I am a Type 2 diabetic, diagnosed in January of 2010. When a salad bar existed in the Student Center, lunch was usually an easy option for me: If I had been good and my blood sugar was in check, I could have a sandwich here and there. If I needed to be particularly careful, I could make a salad with all the vegetables I liked, thereby having a guilt-free meal I could feel good about. Nowadays, between the 2-pound plates of pasta, the abnormally large burritos, and the sandwiches that contain as much sodium as a dinner for two, I don’t know what WON’T kill me. And before you tell me about the prepackaged salads, do yourself a favor and check the sodium and fat content on those things. (Don’t see the nutrition information? Ask someone for it.)

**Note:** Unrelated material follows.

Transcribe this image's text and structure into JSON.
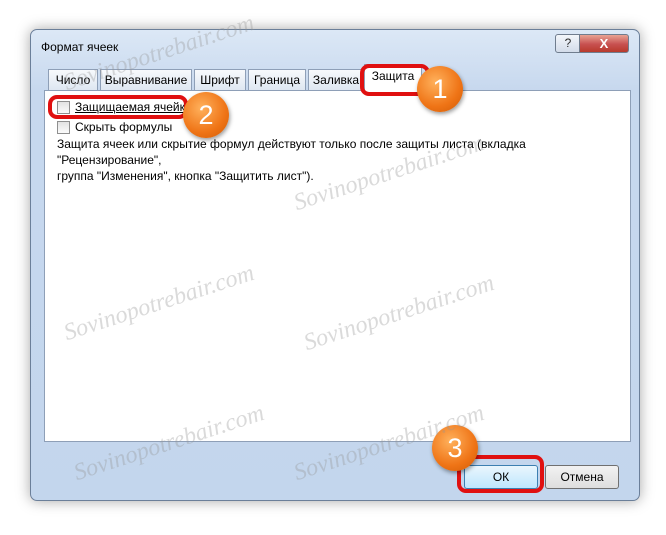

I truly feel for the vegan/vegetarian population on campus, many of which I know have been clamoring for healthier, meat-free dining options for quite a while. I sympathize even more with the population of Hindu, Muslim and Jewish students in our school, whose respective religions forbid them from eating a vast majority of what is served in the Student Center. Last fall semester, students were told that a new program was going to be rolled out which would allow students to buy a plastic bowl for use at the salad bar at Conn Hall—a glorious idea, especially for commuters who don’t turn to the dining hall nearly as often as residents. Almost a year later, we’re still waiting for those bowls. In the meantime, to help comfort the vegetarians, healthy eaters and salad lovers, they installed a $40,000 automatic ice cream machine. Think of it as a shoulder to cry on.
A big, cold shoulder.
I have my share of other food service issues on campus—for example, if the staff has something better to do with their day, as some of their attitudes would suggest, then they should go do it and leave the service to friendly, charming people like Jackie and Summer. However, the increasing prevalence of fat-soaked, deep-fried, processed food on our campus, against the backdrop of a country in which no state has an obesity rate below 20 percent (, seems to me like the most heinous offense of them all.
The people in charge have made it clear that if we don’t ask for change, change will not occur. Apparently, we’re not speaking loud enough. Fill out those suggestion cards. Talk to the Chartwells supervisors. That’s why they exist, and that’s why they get paid. Let the people who feed you know what’s in the food they’re feeding you. What you eat in school is as essential to your academic well-being as your textbooks or pens. In the same way we protect our freedom of the press, or of speech, or of religion, we should be protecting our freedom of diet.